Need help applying this?

Turn the trade-off into a practical product decision.

If you need resilient integrations that survive retries, replay, and real production noise, see the systems work on get in touch or reach out here.

FAQ

Common questions before committing to the pattern.

What is the difference between idempotency and deduplication?+

Deduplication is one mechanism. Idempotency is the behavior you want: repeated delivery still produces the same business result.

Should I use the webhook payload as the dedupe key?+

Usually no. Prefer a stable provider event ID or a business key tied to the actual side effect.

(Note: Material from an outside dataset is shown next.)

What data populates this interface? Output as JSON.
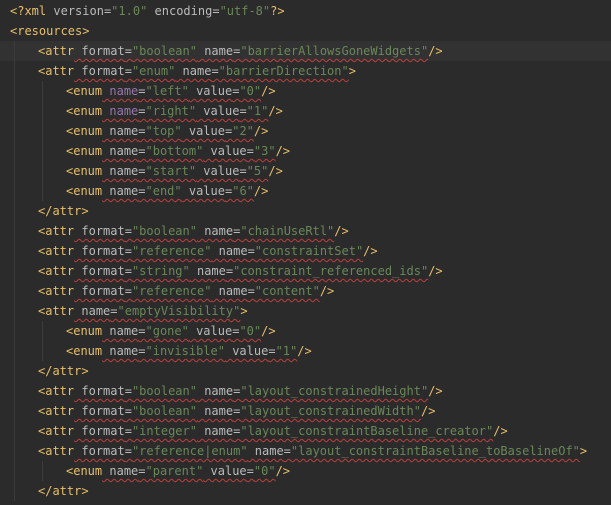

Do I need both a dedupe store and a unique constraint?+

Not always, but it is a strong default. The dedupe store short-circuits repeated work, and the unique constraint protects the final durable write.

How long should dedupe records live?+

Long enough to cover the provider retry window and your replay needs. The right TTL depends on business impact and operational policy.

What if the provider does not send a stable event ID?+

Model your own idempotency key from the business action. In many systems that means an order ID, subscription ID, or billing period rather than the raw payload.